Sullivan, a member of the Gilford Budget Committee, attended one of the DAK seminars in the early 2000s and eventually purchased an annuity contract from a person then working for DAK.
"The contract performed as advertised, was subject to full disclosure and understanding to and by Sullivan, and remains performing to this date," the suit says.
This June, DAK hosted a dinner event at the Canoe restaurant in Center Harbor. The suit claims that Sullivan appeared in a public area outside the eatery on busy Route 25 carrying the large, handmade "I got wacked by DAK" sign.
Sullivan displayed the sign to those entering and leaving the restaurant, some of whom were there to attend the DAK event. Among those who saw the sign, the suit alleges, were executives of a regional banking institution with whom DAK has an ongoing business relationship.
Several weeks later, Sullivan displayed the same sign outside the Faro restaurant in Weirs Beach while Kutcher was hosting another dinner event. In the wake of the incidents, the suit says, DAK and its staff have been questioned by clients, business colleagues and others who have witnessed or who have heard of Sullivan's conduct and who have sought information about "what happened" and why.

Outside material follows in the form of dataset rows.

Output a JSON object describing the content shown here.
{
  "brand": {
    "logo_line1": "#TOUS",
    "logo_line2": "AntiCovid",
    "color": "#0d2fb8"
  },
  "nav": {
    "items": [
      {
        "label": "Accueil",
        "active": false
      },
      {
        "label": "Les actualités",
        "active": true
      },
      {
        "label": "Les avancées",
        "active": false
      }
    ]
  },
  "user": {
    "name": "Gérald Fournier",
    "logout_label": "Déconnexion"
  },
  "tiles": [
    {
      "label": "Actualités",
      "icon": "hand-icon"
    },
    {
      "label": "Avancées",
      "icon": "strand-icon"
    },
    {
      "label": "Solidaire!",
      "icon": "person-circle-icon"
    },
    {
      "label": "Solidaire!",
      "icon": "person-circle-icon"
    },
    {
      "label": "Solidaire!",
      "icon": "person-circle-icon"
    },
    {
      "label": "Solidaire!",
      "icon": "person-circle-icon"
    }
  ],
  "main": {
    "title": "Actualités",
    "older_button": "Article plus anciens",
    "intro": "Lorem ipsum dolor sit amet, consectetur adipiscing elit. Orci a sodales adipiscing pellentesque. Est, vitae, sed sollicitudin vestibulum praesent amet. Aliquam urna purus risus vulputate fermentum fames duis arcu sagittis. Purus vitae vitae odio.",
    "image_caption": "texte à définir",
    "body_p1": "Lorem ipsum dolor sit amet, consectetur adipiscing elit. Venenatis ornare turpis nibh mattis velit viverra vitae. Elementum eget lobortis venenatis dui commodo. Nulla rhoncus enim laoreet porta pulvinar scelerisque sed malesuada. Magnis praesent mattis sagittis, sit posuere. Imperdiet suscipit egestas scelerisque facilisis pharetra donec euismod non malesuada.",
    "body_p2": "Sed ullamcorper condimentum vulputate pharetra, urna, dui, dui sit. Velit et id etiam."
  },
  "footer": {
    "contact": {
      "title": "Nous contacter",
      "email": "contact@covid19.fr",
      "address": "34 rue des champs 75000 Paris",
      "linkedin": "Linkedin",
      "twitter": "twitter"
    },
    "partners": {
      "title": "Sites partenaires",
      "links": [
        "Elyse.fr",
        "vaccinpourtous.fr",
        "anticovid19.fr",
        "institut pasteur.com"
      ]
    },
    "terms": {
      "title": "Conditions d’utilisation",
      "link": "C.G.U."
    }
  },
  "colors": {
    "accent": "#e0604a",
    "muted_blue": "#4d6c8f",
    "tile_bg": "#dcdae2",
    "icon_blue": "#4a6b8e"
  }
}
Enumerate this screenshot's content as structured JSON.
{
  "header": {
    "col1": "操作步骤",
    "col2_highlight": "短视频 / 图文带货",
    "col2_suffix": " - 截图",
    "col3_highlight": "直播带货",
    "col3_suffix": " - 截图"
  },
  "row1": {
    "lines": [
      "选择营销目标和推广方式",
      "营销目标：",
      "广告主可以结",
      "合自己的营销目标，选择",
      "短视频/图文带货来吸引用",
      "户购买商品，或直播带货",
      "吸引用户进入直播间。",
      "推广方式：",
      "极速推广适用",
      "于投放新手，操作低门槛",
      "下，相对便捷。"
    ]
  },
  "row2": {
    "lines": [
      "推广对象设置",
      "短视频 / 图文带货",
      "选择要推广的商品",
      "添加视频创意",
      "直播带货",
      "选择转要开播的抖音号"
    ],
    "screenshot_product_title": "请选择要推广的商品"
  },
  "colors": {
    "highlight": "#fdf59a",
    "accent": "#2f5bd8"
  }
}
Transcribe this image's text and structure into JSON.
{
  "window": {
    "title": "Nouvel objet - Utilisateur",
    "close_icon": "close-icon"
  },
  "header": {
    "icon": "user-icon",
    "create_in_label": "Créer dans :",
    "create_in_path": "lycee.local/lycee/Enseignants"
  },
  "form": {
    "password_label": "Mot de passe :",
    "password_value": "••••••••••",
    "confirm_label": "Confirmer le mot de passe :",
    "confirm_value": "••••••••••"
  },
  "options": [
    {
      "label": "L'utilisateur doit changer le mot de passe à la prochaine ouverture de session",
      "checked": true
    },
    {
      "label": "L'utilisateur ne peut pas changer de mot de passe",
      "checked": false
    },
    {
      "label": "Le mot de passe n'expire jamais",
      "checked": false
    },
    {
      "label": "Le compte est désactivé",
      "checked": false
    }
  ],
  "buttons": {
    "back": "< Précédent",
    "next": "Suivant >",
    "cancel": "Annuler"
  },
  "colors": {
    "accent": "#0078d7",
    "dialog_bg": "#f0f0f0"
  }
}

Sullivan's actions "imply misconduct on the part of the plaintiffs," and "suggest that DAK or its staff was guilty of some crime, some malpractice or other abuse of client trust," and, as a result, the suit claims are libelous.
In charging that Sullivan's "conduct is wanton, malicious or oppressive and (is) born of an evil motive," the plaintiffs could be eligible for an enhanced monetary award should they prove their case in court.
The suit also makes claims of intentional interference with commercial advantage, intentional infliction of emotional distress, and negligent infliction of emotional distress. It further seeks recovery of attorney's fees and costs.